La biologie synthétique promet de construire des microbes « synthétiques » qui contribuent à digérer la cellulose des plantes, dans le processus de raffinage industriel et de transformation en biocarburants et « bioproduits ». Or, la biologie synthétique n’est pas réglementée et on ignore complètement quelles peuvent être les conséquences de la libération d’organismes synthétiques dans les écosystèmes.

Les espèces envahissantes : beaucoup de cultures bioénergétiques sont envahissantes (par exemple, le panic érigé, le miscanthus, le jatropha, le moringa, l’eucalyptus, le saule) ; pourtant, partout on encourage et on soutient la culture de ces plantes.

Que devrait-il se passer à la CdP 10 et au-delà ?

En dépit de ces impacts et de ces dangers croissants pour la diversité biologique, la CDB encourage en fait le développement des biocarburants, quand elle parle de « la nécessité de promouvoir les effets positifs et de réduire au minimum les effets néfastes de la production de biocombustibles et de leur utilisation sur la diversité biologique ». Les Parties devraient plutôt ne pas s’écarter des principes fondamentaux de la CDB et, en particulier, de ceux qui concernent les droits des peuples autochtones, le principe de précaution et l’approche par écosystème.

À la CdP 10, les Parties doivent :

  1. Réaffirmer que la diversité biologique et les écosystèmes sont indispensables à notre survie et que leur résistance et leur restauration sont essentielles.
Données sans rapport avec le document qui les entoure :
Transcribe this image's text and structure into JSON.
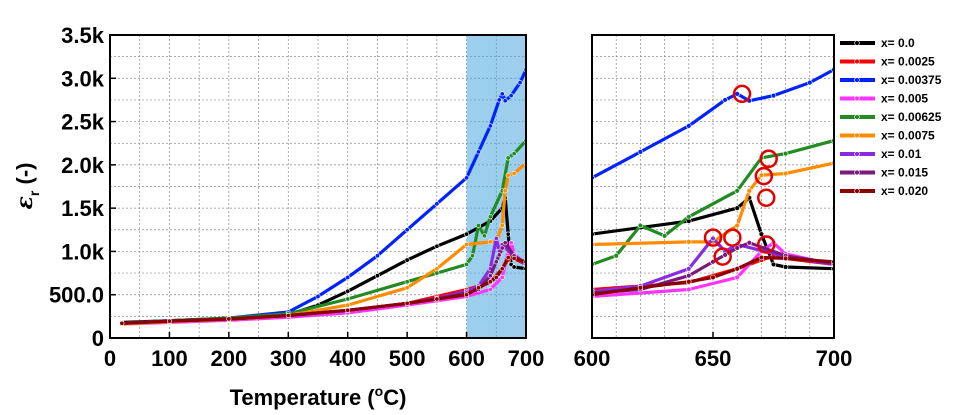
{
  "chart_data": [
    {
      "type": "line",
      "panel": "full range",
      "xlabel_base": "Temperature (",
      "xlabel_sup": "o",
      "xlabel_end": "C)",
      "ylabel_main": "ε",
      "ylabel_sub": "r",
      "ylabel_unit": " (-)",
      "xlim": [
        0,
        700
      ],
      "ylim": [
        0,
        3500
      ],
      "x_ticks": [
        "0",
        "100",
        "200",
        "300",
        "400",
        "500",
        "600",
        "700"
      ],
      "y_ticks": [
        "0",
        "500.0",
        "1.0k",
        "1.5k",
        "2.0k",
        "2.5k",
        "3.0k",
        "3.5k"
      ],
      "grid": true,
      "highlight_region_x": [
        600,
        700
      ],
      "series": [
        {
          "name": "x= 0.0",
          "color": "#000000",
          "x": [
            20,
            100,
            200,
            300,
            350,
            400,
            450,
            500,
            550,
            600,
            640,
            660,
            665,
            670,
            675,
            680,
            700
          ],
          "y": [
            180,
            200,
            225,
            270,
            380,
            540,
            720,
            900,
            1060,
            1200,
            1350,
            1500,
            1620,
            1200,
            850,
            820,
            800
          ]
        },
        {
          "name": "x= 0.0025",
          "color": "#ff0000",
          "x": [
            20,
            100,
            200,
            300,
            400,
            500,
            550,
            600,
            640,
            660,
            670,
            675,
            680,
            700
          ],
          "y": [
            170,
            190,
            210,
            240,
            300,
            400,
            480,
            560,
            640,
            800,
            900,
            950,
            920,
            850
          ]
        },
        {
          "name": "x= 0.00375",
          "color": "#0022ff",
          "x": [
            20,
            100,
            200,
            300,
            350,
            400,
            450,
            500,
            550,
            600,
            620,
            640,
            655,
            660,
            665,
            675,
            690,
            700
          ],
          "y": [
            170,
            200,
            230,
            300,
            480,
            700,
            950,
            1250,
            1550,
            1850,
            2150,
            2450,
            2750,
            2820,
            2740,
            2800,
            2950,
            3100
          ]
        },
        {
          "name": "x= 0.005",
          "color": "#ff33ff",
          "x": [
            20,
            100,
            200,
            300,
            400,
            500,
            550,
            600,
            640,
            660,
            670,
            675,
            680,
            700
          ],
          "y": [
            160,
            180,
            205,
            240,
            290,
            380,
            430,
            480,
            560,
            700,
            1000,
            1100,
            970,
            850
          ]
        },
        {
          "name": "x= 0.00625",
          "color": "#228b22",
          "x": [
            20,
            100,
            200,
            300,
            400,
            500,
            550,
            600,
            610,
            620,
            630,
            640,
            660,
            670,
            680,
            700
          ],
          "y": [
            170,
            200,
            230,
            280,
            450,
            650,
            750,
            850,
            950,
            1300,
            1180,
            1400,
            1700,
            2080,
            2130,
            2280
          ]
        },
        {
          "name": "x= 0.0075",
          "color": "#ff8c00",
          "x": [
            20,
            100,
            200,
            300,
            400,
            500,
            550,
            600,
            640,
            650,
            660,
            665,
            670,
            680,
            700
          ],
          "y": [
            160,
            190,
            215,
            260,
            380,
            580,
            800,
            1080,
            1110,
            1110,
            1300,
            1700,
            1880,
            1900,
            2020
          ]
        },
        {
          "name": "x= 0.01",
          "color": "#8a2be2",
          "x": [
            20,
            100,
            200,
            300,
            400,
            500,
            550,
            600,
            620,
            640,
            650,
            655,
            660,
            680,
            700
          ],
          "y": [
            170,
            195,
            220,
            260,
            320,
            400,
            460,
            540,
            600,
            800,
            1150,
            1000,
            1080,
            940,
            850
          ]
        },
        {
          "name": "x= 0.015",
          "color": "#7b1a7b",
          "x": [
            20,
            100,
            200,
            300,
            400,
            500,
            550,
            600,
            620,
            640,
            650,
            655,
            660,
            665,
            680,
            700
          ],
          "y": [
            170,
            195,
            220,
            260,
            320,
            400,
            450,
            520,
            560,
            720,
            880,
            960,
            1040,
            1100,
            950,
            860
          ]
        },
        {
          "name": "x= 0.020",
          "color": "#8b0000",
          "x": [
            20,
            100,
            200,
            300,
            400,
            500,
            550,
            600,
            620,
            640,
            650,
            660,
            670,
            680,
            700
          ],
          "y": [
            170,
            195,
            220,
            260,
            320,
            400,
            450,
            500,
            580,
            650,
            700,
            800,
            930,
            920,
            880
          ]
        }
      ]
    },
    {
      "type": "line",
      "panel": "zoomed 600-700",
      "xlim": [
        600,
        700
      ],
      "ylim": [
        0,
        3500
      ],
      "x_ticks": [
        "600",
        "650",
        "700"
      ],
      "grid": true,
      "annotations": "red circles mark permittivity peaks",
      "peak_markers": [
        {
          "x": 662,
          "y": 2820
        },
        {
          "x": 673,
          "y": 2070
        },
        {
          "x": 671,
          "y": 1870
        },
        {
          "x": 672,
          "y": 1620
        },
        {
          "x": 650,
          "y": 1160
        },
        {
          "x": 658,
          "y": 1160
        },
        {
          "x": 672,
          "y": 1080
        },
        {
          "x": 654,
          "y": 940
        }
      ],
      "legend_position": "right",
      "series_ref": "same series as full range panel"
    }
  ]
}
Toutes les incitations gouvernementales aux industries bioénergétiques doivent être considérées comme nuisibles et donc éliminées.
  2. Appuyer la suspension de l’utilisation commerciale et de l’introduction dans l’environnement d’organismes synthétiques, comme proposé en partie par l’OSASTT 14.
  3. Aucun encouragement ni incitation à la production industrielle de biocarburants ne doit provenir de la CDB.